My PCT is struggling with funding for taking over the out-of-hours service. It has been allocated 6 per cent. of what is called the global sum, part of the GP income stream, and GPs have taken a commensurate reduction. But that is simply not enough to replace the service. I know of only one GP practice that is going to open extra-contractually on a Saturday and that is a dispensing practice in a neighbouring constituency that can do so from the dispensing surplus. None of the surgeries in Andover will be accessible on a Saturday.
In fairness, there are plans for a replacement GP service. On Saturday and Sunday, there will be five sessions at Andover hospital operated by a GP or GP registrar. It may be bookable, but, basically, it is open house. Of course, one will not see one's own GP and the GP whom one sees will not have access to one's records. For most people, the hospital is more difficult to access then their local medical centre, so by any definition, the service offered on a Saturday will be seen by my constituents as reduced.
Then we have the position of Andover hospital. Andover is the largest town in my constituency, with a population of 40,000 and growing. The Andover War Memorial hospital hosts a range of services, including out-patients, diagnostic imaging, day surgery and so on. For anything more serious, one must go 15 miles to Winchester. At the moment, out-of-hours cover at that hospital is provided by local GPs, so one can go to the minor injuries unit at any time and be treated. A nurse deals with the patient and, if required, a GP will be called out. Although details of the contract after 1 July are still being negotiated, it looks very much as if there will be no local GP cover at the hospital out of hours. From 6.30 pm to 11 pm, some service may be provided by nurses, but from 11 pm to 8 am, it looks as if the minor injuries unit will be closed. At the moment, people can look in at 2 am and get treated. As from 1 July, those
who want that treatment will have to drive 15 miles to Winchester to get it—by any reckoning, a reduction in service.
Finally, there is the operation of the new out-of-hours service to be provided by Primecare and funded through the PCT. At the moment, calls from patients in Andover are answered by a local nurse until 11 pm and thereafter by the on-call doctor in person. In future, the plans are to route calls initially to Birmingham and then to Southampton—the local hub—and if a GP is required, he will drive from Southampton or possibly Winchester. At the moment, cover in Andover is provided by a rota of local doctors and the response is obviously much quicker. However that is presented, it will be seen locally as a reduction in service.

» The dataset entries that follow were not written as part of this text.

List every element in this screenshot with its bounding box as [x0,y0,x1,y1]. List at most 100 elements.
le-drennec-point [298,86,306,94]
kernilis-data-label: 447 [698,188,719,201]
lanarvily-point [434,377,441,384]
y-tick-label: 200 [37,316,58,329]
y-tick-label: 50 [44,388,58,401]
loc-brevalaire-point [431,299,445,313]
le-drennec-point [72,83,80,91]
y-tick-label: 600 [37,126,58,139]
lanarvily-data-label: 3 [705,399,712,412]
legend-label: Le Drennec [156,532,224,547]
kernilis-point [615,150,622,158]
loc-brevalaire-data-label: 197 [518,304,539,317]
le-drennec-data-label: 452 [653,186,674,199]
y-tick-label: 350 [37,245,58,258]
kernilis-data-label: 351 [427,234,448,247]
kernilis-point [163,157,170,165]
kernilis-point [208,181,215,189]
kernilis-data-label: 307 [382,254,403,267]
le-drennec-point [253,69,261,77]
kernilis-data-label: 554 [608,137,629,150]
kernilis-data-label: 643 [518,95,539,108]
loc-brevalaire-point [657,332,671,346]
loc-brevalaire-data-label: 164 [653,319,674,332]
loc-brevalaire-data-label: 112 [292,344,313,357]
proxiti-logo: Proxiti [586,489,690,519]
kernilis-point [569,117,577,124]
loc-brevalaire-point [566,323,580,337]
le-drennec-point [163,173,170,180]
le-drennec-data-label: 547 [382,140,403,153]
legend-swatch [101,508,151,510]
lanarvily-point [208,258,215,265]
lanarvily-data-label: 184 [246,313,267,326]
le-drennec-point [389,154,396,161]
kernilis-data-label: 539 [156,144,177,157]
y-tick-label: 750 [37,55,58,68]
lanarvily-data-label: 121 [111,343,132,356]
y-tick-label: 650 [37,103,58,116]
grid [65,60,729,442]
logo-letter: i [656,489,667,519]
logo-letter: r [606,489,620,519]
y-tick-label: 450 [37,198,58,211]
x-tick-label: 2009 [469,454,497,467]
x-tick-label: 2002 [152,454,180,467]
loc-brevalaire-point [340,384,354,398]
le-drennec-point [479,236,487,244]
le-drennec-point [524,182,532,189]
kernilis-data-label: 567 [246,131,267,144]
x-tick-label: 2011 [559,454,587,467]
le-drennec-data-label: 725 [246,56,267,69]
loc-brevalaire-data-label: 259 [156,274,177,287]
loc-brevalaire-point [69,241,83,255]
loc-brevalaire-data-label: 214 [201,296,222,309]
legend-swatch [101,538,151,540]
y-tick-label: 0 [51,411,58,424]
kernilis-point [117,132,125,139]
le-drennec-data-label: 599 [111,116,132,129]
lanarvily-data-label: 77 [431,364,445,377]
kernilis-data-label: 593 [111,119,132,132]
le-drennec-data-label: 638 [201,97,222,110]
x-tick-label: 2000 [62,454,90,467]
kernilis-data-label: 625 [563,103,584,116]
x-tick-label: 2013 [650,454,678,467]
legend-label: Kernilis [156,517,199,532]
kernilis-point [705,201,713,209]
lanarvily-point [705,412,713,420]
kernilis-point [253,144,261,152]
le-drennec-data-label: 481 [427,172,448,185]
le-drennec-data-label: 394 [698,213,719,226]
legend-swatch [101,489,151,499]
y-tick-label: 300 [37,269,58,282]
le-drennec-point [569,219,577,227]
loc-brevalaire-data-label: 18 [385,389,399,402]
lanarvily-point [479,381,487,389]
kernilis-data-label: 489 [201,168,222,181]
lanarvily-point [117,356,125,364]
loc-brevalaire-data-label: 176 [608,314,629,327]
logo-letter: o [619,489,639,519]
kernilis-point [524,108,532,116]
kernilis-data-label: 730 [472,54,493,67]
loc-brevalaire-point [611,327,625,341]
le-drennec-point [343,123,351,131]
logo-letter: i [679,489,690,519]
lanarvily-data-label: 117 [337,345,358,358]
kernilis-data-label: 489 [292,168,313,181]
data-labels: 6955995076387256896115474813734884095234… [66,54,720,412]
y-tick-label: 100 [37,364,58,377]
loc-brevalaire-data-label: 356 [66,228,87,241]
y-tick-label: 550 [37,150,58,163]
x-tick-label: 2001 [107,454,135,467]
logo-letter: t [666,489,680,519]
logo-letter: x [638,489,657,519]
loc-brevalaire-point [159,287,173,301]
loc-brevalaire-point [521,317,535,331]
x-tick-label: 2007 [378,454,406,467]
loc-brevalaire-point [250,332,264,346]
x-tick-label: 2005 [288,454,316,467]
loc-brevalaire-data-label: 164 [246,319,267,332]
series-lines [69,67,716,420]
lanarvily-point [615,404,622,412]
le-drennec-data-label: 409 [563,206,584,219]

I want to end on a theme that, I am afraid, I have mentioned previously. The reason for all this is that Hampshire, and particularly Mid Hampshire PCT, is simply underfunded. For every £100 that the average patient in England gets, Mid Hampshire gets £80. At that level, it is simply not possible to provide the quality of service that Ministers and I, as the local MP, want. That is why in all the debates on heath services in Hampshire, whether primary care or secondary care, we return to the underlying structural imbalance in the way that funds are distributed. Until Ministers address that fundamental point, they will continue to have difficulty persuading my constituents that the NHS is as good as they make out.